La pelea sigue.
En la arena, Eurico Monclade y Darian Kildare siguen cruzando aceros, sus espadas chocando con la intensidad de un duelo que aún no ha encontrado su desenlace. Golpes, fintas, giros rápidos. El público ruge con cada acometida, pero Pizz ya no presta atención.
Sin perder más tiempo, se desliza entre la multitud, moviéndose hacia la salida con la intención de echar un vistazo por la parte trasera. Si Milly estaba en problemas, era mejor saberlo antes de que todo el mundo se enterara.
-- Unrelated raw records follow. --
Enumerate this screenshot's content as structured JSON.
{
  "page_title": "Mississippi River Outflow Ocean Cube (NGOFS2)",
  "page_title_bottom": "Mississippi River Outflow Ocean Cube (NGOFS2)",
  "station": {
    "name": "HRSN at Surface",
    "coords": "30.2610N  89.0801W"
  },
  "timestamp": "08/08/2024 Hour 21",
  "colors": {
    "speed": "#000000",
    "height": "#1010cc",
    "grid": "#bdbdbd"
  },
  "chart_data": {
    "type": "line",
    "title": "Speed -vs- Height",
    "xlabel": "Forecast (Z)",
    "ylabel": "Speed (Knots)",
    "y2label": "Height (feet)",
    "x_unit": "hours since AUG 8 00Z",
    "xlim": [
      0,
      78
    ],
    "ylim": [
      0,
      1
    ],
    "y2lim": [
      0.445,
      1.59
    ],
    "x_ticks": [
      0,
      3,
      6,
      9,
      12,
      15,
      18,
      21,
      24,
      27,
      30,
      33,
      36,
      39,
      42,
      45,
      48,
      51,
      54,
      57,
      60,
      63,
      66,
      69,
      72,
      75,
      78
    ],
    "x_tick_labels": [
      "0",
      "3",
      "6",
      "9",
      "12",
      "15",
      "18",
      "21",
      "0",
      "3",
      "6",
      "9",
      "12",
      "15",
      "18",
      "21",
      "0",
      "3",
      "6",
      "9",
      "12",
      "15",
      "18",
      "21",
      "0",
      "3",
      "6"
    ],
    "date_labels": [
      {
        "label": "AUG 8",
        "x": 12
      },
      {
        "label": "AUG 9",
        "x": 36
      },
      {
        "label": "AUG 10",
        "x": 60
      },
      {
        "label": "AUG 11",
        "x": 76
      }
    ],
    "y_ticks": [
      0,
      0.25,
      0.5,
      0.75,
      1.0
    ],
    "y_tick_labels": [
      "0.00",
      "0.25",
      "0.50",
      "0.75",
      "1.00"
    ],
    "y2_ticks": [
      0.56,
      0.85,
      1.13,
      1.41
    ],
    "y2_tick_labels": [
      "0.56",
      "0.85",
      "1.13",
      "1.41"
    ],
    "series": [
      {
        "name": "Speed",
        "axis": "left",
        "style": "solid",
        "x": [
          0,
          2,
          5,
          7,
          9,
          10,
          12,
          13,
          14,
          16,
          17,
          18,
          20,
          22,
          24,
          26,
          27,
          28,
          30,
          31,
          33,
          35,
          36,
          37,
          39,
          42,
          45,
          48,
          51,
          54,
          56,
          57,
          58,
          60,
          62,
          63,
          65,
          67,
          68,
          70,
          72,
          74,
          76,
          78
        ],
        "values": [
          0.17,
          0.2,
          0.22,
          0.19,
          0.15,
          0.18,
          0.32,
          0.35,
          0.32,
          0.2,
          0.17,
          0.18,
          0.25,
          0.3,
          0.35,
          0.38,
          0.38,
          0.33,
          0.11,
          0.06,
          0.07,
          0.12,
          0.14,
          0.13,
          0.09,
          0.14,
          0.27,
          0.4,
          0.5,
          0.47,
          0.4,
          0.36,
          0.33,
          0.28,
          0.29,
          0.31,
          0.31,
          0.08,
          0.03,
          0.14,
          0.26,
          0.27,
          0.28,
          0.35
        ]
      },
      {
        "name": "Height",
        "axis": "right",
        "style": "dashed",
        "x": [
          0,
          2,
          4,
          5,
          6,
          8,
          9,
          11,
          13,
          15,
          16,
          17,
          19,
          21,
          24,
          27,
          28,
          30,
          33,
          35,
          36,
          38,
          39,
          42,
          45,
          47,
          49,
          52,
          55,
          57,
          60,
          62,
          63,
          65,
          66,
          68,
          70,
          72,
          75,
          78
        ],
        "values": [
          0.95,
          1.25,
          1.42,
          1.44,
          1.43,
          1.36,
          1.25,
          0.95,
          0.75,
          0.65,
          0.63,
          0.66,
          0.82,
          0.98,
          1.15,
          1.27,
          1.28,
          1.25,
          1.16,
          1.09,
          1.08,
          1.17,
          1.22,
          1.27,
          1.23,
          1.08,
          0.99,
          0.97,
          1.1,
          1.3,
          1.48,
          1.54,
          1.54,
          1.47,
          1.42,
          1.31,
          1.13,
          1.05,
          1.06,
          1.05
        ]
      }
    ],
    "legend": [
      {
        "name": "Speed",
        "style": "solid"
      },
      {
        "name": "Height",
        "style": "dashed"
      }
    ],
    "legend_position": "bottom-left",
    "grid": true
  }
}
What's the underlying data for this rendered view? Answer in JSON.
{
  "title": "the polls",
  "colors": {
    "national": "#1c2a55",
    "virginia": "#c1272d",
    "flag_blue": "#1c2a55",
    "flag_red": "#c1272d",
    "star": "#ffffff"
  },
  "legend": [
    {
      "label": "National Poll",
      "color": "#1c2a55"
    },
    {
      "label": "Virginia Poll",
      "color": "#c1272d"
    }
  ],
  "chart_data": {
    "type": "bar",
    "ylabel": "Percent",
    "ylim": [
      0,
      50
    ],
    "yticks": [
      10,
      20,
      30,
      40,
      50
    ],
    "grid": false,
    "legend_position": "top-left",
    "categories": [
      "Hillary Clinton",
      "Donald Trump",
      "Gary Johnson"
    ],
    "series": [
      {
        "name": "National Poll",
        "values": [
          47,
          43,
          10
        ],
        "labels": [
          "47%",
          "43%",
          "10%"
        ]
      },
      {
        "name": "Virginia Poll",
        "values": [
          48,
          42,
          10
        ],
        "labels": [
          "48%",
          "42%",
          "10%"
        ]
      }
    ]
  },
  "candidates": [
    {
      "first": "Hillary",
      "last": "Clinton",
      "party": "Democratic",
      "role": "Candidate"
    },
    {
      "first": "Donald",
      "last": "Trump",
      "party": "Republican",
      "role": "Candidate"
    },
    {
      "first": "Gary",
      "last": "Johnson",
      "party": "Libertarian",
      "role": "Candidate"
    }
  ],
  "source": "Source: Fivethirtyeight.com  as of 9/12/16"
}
El bullicio de la arena va quedando atrás cuando llega a la entrada principal. Pero en cuanto la ve, se detiene en seco.
Media docena de guardias están apostados allí, en formación tensa. Sus posturas rígidas, las manos descansando cerca de las empuñaduras de sus armas. No es la actitud de simples vigilantes. Hay algo más.
Entonces, Pizz lo nota.
Los guardias se cuadran al unísono, con esa sincronización que solo se da cuando alguien realmente importante ha llegado.
El hombre que cruza la entrada no es simplemente importante. Es alguien a quien se teme.
Alto, imponente, con una armadura impecable que resplandece incluso bajo la tenue luz de la arena. Un símbolo llameante del Puño Llameante adorna su peto, una declaración de autoridad absoluta. Su capa, de un rojo oscuro casi negro, ondea tras él con la gravedad de una sentencia ya escrita.
Su rostro es una máscara de severidad: pómulos marcados, mandíbula cuadrada, ojos fríos como el filo de un verdugo. No hay pasión en ellos, ni ira, ni siquiera un destello de satisfacción. Solo la mirada vacía de un hombre que cree en su justicia con una devoción inquebrantable.
Su andar es medido, sin prisas, sin dudas. Un depredador que nunca corre porque sabe que su presa no escapará.
Los guardias se cuadran de inmediato, como si el simple acto de respirar en su presencia exigiera disciplina.
Este no es un líder político, ni un noble de los que mueven hilos en la sombra. Es un inquisidor. Un hombre que no pregunta, no negocia, no duda. Ejecuta.
Y mientras avanza, Pizz no puede evitar notar el más mínimo rastro de una sonrisa, apenas un temblor en la comisura de sus labios, casi imperceptible.
La clase de sonrisa que se oculta cuando el placer viene de cosas que no deberían dar placer.